When this shift from explicit to implicit happens, and it’s already happening slowly, then voice apps won’t be seen as broken mobile apps but instead as nodes of functionality to serve users within the voice controlled and personalized search engines that are Alexa and Google Assistant.
6. SMBs don’t need vs (might) need one
Every big consumer-facing brand today has a mobile app, and sometimes several. There was a time when every business was expected to have a voice app with small pizzerias being sold by agencies on the idea of “the new website”. However, that myth has been generally debunked thanks to the help of aggregator platforms like Yelp and Google — and time. Most small businesses need a landing page that makes it accessible by search (even less so with Google businesses today). However, given the explicit discovery mechanics of mobile where you have to know what you’re looking for, mobile apps didn’t serve as discovery, and most small businesses don’t have any reason to have a deeply engaging mobile app either. A landing page suffices to solve all these needs and more. In short, not everyone needs a mobile app.

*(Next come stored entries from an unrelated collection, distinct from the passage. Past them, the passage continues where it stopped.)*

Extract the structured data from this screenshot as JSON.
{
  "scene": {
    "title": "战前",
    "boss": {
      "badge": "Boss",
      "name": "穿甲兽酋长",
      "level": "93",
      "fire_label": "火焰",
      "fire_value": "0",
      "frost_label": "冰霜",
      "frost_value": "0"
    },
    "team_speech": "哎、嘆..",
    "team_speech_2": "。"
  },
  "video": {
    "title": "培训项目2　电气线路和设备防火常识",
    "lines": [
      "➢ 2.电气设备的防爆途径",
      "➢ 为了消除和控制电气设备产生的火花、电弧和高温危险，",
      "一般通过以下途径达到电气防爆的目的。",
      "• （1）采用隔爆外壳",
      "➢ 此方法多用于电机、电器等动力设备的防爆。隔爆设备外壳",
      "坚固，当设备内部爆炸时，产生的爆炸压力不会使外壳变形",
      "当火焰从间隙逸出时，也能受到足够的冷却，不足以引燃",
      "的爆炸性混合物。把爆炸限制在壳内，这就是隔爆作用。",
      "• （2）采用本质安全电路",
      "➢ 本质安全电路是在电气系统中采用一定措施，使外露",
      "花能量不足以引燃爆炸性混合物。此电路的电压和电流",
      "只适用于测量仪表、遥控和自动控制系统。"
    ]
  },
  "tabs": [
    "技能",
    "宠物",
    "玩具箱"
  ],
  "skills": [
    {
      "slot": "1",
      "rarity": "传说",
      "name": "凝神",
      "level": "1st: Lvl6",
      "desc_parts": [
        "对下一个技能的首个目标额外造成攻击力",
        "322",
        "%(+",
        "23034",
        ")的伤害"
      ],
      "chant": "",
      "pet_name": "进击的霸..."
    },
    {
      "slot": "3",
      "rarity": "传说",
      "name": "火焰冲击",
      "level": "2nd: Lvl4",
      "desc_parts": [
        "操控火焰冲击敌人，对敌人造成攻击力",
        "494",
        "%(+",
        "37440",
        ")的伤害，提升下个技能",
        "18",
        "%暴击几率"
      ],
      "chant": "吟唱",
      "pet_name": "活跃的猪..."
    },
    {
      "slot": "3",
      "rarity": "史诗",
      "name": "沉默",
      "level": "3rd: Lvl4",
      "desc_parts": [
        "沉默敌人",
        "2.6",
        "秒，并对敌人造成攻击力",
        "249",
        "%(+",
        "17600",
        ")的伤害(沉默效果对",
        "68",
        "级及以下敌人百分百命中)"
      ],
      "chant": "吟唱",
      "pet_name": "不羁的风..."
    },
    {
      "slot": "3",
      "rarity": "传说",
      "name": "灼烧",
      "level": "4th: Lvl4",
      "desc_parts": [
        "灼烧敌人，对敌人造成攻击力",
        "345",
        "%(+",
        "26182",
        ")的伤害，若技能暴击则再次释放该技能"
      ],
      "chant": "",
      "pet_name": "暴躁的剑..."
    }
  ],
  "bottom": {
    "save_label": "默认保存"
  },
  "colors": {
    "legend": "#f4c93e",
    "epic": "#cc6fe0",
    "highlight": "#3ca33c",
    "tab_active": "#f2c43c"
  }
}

More businesses will need voice apps in the short term to be accessible by voice search once it shifts to explicit. However, there are two factors that remain to impact the outcome:
1. The role of aggregators on AI assistants
It could likely be the case that aggregators like Yelp and DoorDash or the platforms themselves act as the conversational bridge between small businesses and consumers. For example, you could ask Alexa to order you a large pizza from the shop down the street and pending the shop has filled in their information on Alexa’s database, they would be able to fulfill the order. This would be a heavy lift for Alexa however and would likely fall into the hands of aggregation platforms like DoorDash and Yelp who already have existing relationships with these small businesses.
There is a future where for some reason these aggregators do not fulfill this need. In that case, there is room in the market for a “Wix of voice” to help small businesses build voice apps, but I find that unlikely.
2. How fast explicit discovery shifts to implicit discovery
Imagine if today Google Assistant performed a search query and returned you the perfect third party voice app every time you asked for something you needed. This is the world of implicit discovery, however, it seems to be further away than many hope. Until implicit discovery is solved, there is no point in being a small business with a voice app if your goal is to attract customers. There are use cases for small businesses we’ve seen where it’s great to build a voice app to retain and engage existing customers. An example we’ve seen at Voiceflow is a meditation studio creating a series of take-home lessons for existing customers to practice at home on their voice assistants. That’s a fantastic use case and a great idea for a small business. Building highly verticalized functional use cases for voice is the only reason a small business should build-out a voice app in 2019 because it certainly won’t bring any additional customers because of the lack of implicit discovery.
Voice apps are often ridiculed on the benchmark of mobile apps. They have shallow engagement, poor discovery, and even poorer retention.
However, this ridicule is silly because it’s too early to know what voice apps will eventually become. In the early days of mobile when smartphones were benchmarked against desktops, they were considered to be underpowered and difficult to use for anything past a simple email. We now know this to be a dated opinion.
We think the same way about voice apps. It’s early days, but there are certainly shining examples of a platform shift just getting started.